Jack A. Love, under appointment by the Court of Appeal, for Appellant.
Raymond G. Fortner, Jr., County Counsel, James M. Owens, Assistant County Counsel, and Melinda White-Svec, Deputy County Counsel, for Respondent.
MOTION TO DISMISS
MOSK, J.
The father of minor, E.P., appellant E.M. (father), filed an appeal from the juvenile court’s November 18, 2008, order denying his request for a home of parent order and instead requiring him to participate further in family reunification services. On March 30, 2009, however, the juvenile court found father in compliance with his case plan and issued a home of parent order for father.
The motion to augment the record filed by respondent Department of Children and Family Services (DCFS) requesting us to take judicial notice of the juvenile court’s March 30, 2009, minute order is granted.

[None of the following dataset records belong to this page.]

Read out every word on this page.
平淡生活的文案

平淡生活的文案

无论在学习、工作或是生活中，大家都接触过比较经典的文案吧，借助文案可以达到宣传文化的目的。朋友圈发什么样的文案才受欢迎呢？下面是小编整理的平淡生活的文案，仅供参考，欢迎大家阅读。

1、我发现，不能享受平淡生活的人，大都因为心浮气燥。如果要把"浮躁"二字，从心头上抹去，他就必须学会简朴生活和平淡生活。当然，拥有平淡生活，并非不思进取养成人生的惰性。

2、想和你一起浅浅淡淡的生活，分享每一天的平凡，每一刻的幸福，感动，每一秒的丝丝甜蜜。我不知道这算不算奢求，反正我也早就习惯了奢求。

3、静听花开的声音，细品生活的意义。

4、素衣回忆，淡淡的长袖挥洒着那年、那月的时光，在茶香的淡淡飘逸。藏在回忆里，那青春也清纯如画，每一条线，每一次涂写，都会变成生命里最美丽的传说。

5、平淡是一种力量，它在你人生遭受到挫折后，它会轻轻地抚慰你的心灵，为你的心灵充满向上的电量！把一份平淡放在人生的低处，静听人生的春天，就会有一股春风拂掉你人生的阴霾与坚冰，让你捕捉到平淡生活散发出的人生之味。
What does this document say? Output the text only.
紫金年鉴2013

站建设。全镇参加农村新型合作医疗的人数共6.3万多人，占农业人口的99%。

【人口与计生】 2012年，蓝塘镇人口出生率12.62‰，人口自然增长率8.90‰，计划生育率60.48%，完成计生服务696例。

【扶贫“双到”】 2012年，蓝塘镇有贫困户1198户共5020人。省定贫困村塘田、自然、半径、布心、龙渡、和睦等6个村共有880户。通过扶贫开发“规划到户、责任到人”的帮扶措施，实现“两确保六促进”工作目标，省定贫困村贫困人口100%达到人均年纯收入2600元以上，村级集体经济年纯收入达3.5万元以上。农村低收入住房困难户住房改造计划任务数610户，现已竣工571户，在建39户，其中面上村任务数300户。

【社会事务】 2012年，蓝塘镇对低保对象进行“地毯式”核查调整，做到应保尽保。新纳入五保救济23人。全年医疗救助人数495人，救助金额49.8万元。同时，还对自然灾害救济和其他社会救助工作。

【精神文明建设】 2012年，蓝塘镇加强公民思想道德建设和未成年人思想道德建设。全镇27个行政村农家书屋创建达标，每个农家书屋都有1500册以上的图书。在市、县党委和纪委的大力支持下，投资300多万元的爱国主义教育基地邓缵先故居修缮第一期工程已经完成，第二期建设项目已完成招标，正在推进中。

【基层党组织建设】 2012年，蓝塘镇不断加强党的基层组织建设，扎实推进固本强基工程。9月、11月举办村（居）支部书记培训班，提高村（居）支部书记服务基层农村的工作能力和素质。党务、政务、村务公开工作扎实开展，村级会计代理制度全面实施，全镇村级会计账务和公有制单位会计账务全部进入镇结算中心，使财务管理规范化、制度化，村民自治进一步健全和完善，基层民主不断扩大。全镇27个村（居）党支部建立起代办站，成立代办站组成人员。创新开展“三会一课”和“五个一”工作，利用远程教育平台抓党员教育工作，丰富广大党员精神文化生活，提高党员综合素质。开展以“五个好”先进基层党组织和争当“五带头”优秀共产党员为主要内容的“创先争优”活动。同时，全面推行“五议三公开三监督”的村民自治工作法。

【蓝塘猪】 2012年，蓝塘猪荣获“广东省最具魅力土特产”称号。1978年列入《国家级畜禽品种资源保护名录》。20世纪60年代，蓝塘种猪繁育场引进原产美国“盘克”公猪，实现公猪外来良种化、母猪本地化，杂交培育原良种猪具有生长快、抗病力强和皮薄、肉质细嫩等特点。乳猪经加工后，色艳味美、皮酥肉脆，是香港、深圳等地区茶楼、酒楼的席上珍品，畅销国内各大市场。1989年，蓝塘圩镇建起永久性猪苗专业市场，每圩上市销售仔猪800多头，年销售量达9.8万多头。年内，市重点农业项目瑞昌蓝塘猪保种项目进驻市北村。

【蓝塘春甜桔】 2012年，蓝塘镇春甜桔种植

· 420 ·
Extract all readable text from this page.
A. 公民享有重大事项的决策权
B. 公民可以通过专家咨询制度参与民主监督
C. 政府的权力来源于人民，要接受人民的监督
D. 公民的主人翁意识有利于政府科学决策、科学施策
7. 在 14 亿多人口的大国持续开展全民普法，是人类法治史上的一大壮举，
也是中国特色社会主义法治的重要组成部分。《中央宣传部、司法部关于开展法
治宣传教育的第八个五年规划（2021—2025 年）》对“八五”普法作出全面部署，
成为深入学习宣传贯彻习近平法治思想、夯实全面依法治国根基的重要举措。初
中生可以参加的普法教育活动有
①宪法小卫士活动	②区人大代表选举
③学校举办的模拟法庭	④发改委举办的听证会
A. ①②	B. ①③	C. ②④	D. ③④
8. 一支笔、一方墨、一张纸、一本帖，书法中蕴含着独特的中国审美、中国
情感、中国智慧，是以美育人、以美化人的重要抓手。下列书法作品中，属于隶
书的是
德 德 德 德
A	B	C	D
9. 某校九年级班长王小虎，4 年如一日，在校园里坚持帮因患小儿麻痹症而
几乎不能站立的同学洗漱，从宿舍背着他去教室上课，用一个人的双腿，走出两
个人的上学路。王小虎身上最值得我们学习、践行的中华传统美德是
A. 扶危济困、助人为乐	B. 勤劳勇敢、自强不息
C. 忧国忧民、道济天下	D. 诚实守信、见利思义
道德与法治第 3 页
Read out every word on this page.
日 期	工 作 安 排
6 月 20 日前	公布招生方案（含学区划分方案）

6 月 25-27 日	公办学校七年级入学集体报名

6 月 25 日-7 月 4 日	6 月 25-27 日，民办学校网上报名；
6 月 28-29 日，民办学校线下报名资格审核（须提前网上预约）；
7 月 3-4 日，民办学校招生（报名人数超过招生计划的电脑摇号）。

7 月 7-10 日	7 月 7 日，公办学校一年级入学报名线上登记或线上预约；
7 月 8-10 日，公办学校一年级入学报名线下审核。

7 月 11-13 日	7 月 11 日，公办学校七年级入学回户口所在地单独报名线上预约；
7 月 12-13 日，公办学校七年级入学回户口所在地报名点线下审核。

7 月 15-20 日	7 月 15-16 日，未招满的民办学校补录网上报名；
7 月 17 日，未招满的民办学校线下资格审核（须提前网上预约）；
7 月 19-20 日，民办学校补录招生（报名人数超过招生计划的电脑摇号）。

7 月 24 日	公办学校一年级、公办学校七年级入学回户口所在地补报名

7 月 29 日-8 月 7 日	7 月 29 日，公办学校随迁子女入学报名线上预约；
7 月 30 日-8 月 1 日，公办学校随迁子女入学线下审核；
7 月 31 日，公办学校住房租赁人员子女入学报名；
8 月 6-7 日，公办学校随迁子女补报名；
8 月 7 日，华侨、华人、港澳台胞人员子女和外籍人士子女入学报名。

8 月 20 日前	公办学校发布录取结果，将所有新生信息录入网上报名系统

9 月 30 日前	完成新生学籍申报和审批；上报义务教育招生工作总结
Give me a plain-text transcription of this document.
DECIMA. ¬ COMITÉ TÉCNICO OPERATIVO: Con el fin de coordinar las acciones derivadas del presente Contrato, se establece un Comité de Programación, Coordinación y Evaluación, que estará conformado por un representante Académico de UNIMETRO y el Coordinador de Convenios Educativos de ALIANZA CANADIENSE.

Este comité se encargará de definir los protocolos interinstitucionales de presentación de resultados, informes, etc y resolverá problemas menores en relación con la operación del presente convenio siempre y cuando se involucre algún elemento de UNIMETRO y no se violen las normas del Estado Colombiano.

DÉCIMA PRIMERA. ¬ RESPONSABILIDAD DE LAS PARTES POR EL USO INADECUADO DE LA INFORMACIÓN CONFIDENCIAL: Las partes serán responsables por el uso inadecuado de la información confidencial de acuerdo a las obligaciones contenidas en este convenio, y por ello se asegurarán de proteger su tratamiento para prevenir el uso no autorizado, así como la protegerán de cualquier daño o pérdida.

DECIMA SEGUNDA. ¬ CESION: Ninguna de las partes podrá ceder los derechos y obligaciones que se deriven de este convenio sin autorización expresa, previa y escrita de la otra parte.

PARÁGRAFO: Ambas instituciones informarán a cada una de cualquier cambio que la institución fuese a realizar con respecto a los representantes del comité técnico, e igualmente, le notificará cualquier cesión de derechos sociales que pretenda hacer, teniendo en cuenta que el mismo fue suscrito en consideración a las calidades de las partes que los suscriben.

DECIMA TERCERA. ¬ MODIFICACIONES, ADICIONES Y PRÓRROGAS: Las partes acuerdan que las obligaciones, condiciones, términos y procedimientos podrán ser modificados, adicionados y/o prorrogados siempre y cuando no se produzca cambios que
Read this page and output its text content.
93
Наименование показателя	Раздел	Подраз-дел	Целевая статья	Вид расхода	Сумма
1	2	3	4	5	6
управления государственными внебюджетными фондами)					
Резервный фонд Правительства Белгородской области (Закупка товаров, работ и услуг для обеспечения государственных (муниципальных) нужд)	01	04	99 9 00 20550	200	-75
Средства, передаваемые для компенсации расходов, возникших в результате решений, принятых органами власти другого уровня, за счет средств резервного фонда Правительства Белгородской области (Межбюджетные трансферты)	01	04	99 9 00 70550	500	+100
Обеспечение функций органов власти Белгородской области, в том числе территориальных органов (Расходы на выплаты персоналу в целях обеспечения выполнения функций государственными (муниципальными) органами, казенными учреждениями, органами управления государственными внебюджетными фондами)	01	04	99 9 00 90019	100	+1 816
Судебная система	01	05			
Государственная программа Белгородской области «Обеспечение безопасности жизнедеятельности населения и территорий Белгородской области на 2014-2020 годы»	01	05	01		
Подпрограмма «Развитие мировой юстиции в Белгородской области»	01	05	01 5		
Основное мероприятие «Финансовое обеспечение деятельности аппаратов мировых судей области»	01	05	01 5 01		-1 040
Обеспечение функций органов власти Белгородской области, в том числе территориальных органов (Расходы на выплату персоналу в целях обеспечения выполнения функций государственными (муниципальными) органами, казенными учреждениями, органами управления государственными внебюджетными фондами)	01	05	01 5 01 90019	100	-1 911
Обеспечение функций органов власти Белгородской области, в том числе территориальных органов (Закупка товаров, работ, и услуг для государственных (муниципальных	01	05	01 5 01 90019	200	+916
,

Based on the order placing E.M. in the home of father, DCFS moved to dismiss the appeal as moot. According to DCFS, the only relief sought by father on appeal is an order placing E.M. at home with father—the same relief granted by the juvenile court on March 30, 2009. DCFS therefore contends that the appeal is moot because father cannot obtain the relief requested as he is no longer aggrieved by the challenged order.
Father does not dispute that the issue on appeal has been mooted by the March 30, 2009, minute order. Nevertheless, he argues that we have discretion to decide the appeal because it raises issues of public importance and the asserted errors may “infect” the outcome of subsequent proceedings.
We agree that the issue on appeal is moot because the only relief sought by father has been provided by the juvenile court’s March 30, 2009, order, making it impossible for this court to grant effective relief. (Californians for an Open Primary v. McPherson (2006) 38 Cal.4th 735, 783 [“‘“[W]hen, pending an appeal from the judgment of a lower court, and without any fault of the defendant, an event occurs which renders it impossible for [the appellate] court, if it should decide the case in favor of plaintiff, to grant him any effectual relief whatever,”’ the appeal is moot. (Consol. etc. Corp. v. United A. etc. Workers (1946) 27 Cal.2d 859, 863 [167 P.2d 725]; accord, e.g., Simi Corp. v. Garamendi (2003) 109 Cal.App.4th 1496, 1503 [1 Cal.Rptr.3d 207] [‘A case becomes moot when a court ruling can have no practical impact or cannot provide the parties with effective relief’].)”].) Contrary to father’s assertion, the issue of whether father’s lack of visitation prior to detention should have been considered by the juvenile court in light of father’s subsequent successful visitation is a matter limited to the facts of this case, and does not raise an issue of public importance. Therefore, it does not warrant an exercise of discretion to hear the appeal even though it is moot. Similarly, because father now has obtained in the juvenile court the relief he seeks here—the home of parent order—the asserted errors will not “infect” subsequent proceedings. Accordingly, the appeal should be dismissed.
DISPOSITION
The appeal is dismissed.
We concur: TURNER, P. J. ARMSTRONG, J.